Michael Downing of Cambridge, MA died from cancer on February 9, 2021. He was 62. Michael was a passionate author, teacher, friend, and mentor. He grew up in Pittsfield, MA, the youngest child in a large family. He graduated from Harvard College, where he studied English, and was a Harvard-Shrewsbury fellow in Shropshire, England.

Michael was the author of nine books, including the national bestseller Perfect Agreement, named one of the 10 Best Books of the Year by Amazon.com and Newsday, and Breakfast with Scot, a comedy about two gay men who inadvertently become parents. Breakfast with Scot was adapted as a feature film with the cooperation of the National Hockey League and the Toronto Maple Leafs—the first gay-themed movie to be endorsed by a major-league sports authority.

Michael's encyclopedic reading and wide-ranging interests were reflected in his other novels, which featured Giotto's frescoes in the Scrovegni Chapel and New England's Shaker communities, and in non-fiction works examining Zen Buddhism and the history of daylight saving time. He also wrote a memoir tracing the aftershocks of his father's death when Michael was three to his own experience as an adult at the frontiers of modern medicine.

In addition to his books, Michael wrote two plays, premiered by the Triangle Theater of Boston and San Francisco's New Conservatory Theatre. He worked as a contributing editor for the Italian art monthly FMR, the science journal Oceanus, and Harvard Magazine. In his latest novel, Still in Love, he returned to the main character of Perfect Agreement, a professor of writing at a Boston area university.

For 30 years, Michael taught writing to college students, first as an assistant professor at Wheelock College and for 20 years as an instructor of creative writing at Tufts University. Michael also was an instructor for many years at Teachers as Scholars (TAS), a professional development collaboration between college faculty and public and private school teachers. Devoted to his students, Michael told an interviewer in 2019, “I think of the classroom as an incredibly important cultural space and personal space, and one that's increasingly undervalued and under threat.” He added: “The creative writing classroom is a place to develop the habit of wanting our original work to change. That to me is the project of a life—to change, and to be changed by the people you encounter.”

Michael changed the lives of many students, colleagues and friends, who over years sought out his wisdom, company and cooking, which he shared in generous, equal portions of brilliance and humility. A lifelong resident of Massachusetts, he divided his time between Cambridge and Ipswich. He leaves his partner of 39 years, Peter Bryant; brothers, Jack Downing and his wife Mary of Pittsfield, MA and Joseph Downing of Westborough, MA; and many extended family members and friends who loved him deeply. Michael was predeceased by his parents, John F. and Gertrude (Martin) Downing; and his siblings, Mary Ann Matthews, Margaret Downing, and Gerard Downing.

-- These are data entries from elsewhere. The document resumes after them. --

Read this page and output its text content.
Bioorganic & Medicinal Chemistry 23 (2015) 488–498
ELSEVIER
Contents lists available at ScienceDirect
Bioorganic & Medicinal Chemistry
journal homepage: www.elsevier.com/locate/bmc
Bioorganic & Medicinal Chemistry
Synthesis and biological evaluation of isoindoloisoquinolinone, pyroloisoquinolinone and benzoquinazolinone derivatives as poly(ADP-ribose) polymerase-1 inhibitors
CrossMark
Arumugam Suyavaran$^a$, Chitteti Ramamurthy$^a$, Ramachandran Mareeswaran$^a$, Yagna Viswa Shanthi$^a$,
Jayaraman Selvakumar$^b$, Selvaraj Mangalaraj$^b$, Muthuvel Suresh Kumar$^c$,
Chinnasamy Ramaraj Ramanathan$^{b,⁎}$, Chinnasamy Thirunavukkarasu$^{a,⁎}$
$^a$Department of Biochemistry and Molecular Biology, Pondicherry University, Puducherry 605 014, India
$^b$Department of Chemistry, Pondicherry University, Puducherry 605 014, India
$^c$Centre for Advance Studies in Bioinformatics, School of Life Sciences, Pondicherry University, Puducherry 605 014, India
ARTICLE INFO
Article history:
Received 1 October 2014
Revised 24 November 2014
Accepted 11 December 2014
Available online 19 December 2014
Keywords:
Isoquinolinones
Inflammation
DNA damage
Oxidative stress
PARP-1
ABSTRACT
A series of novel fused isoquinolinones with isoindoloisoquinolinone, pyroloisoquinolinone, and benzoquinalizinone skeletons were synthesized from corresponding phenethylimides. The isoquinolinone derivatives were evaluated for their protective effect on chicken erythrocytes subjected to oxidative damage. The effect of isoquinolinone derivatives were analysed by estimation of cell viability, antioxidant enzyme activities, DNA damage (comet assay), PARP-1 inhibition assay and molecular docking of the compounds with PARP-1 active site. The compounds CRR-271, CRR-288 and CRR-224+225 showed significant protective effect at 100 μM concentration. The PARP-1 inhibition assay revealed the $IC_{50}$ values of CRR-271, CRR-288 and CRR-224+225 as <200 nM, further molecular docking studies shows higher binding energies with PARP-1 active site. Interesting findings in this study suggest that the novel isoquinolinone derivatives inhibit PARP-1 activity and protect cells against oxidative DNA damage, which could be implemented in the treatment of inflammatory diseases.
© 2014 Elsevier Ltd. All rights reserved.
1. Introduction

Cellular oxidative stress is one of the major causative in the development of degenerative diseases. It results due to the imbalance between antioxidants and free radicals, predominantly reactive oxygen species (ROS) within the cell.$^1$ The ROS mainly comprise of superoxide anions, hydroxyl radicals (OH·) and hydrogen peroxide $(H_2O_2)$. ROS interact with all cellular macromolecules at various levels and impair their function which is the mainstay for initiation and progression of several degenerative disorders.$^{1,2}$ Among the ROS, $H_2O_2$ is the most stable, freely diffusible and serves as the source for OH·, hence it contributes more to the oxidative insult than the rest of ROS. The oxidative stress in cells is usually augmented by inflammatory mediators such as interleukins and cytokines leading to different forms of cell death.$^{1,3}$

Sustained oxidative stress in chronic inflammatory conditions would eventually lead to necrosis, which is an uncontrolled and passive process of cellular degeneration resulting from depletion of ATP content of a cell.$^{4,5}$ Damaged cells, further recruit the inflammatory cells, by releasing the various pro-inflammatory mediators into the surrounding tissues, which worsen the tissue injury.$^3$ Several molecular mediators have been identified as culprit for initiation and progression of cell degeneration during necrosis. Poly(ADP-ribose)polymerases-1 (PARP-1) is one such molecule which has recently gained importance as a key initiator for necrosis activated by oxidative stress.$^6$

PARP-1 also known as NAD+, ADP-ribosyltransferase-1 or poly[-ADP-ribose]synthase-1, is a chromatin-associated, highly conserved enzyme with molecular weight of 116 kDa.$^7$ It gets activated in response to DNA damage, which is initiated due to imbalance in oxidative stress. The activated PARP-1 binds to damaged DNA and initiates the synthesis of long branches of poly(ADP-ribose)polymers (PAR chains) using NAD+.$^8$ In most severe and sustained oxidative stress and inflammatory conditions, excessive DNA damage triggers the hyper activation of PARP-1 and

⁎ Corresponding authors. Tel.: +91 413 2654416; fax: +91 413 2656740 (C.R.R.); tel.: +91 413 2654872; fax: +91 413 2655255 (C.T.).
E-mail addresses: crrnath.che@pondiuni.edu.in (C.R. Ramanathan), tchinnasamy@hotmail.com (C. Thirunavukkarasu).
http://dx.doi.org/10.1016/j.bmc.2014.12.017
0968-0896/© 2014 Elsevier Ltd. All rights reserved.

This appreciation of Mike's life appeared in the Boston Globe

 

John Hanson writes:

Although Mike and I were both Berkshire County boys (he from Pittsfield, me from Williamstown) we did not know each other until we met in seminars and sections at Winthrop House -- we were the only two 'Throp Honors English majors our year.  We supported each other through the ups and downs of thesis-writing -- his was a study of William Cullen Bryant's Thanatopsis -- a poem I am fairly sure no one has read since, let alone used as a thesis topic.  I can still remember vividly sitting down with Mike in the Winthrop Dining Hall for lunch every day of the spring of our Senior year so our Resident English Tutor, Joyce Flynn, could prep us for Orals and Generals.  "OK," she would say, "Wordsworth!"  And off Mike would go, speaking effortlessly and always to the point, with me just trying to keep up.  Everything felt wonderful during those lunches, and we talked occasionally over the years about trying to recreate them.  It saddens me now that we never will.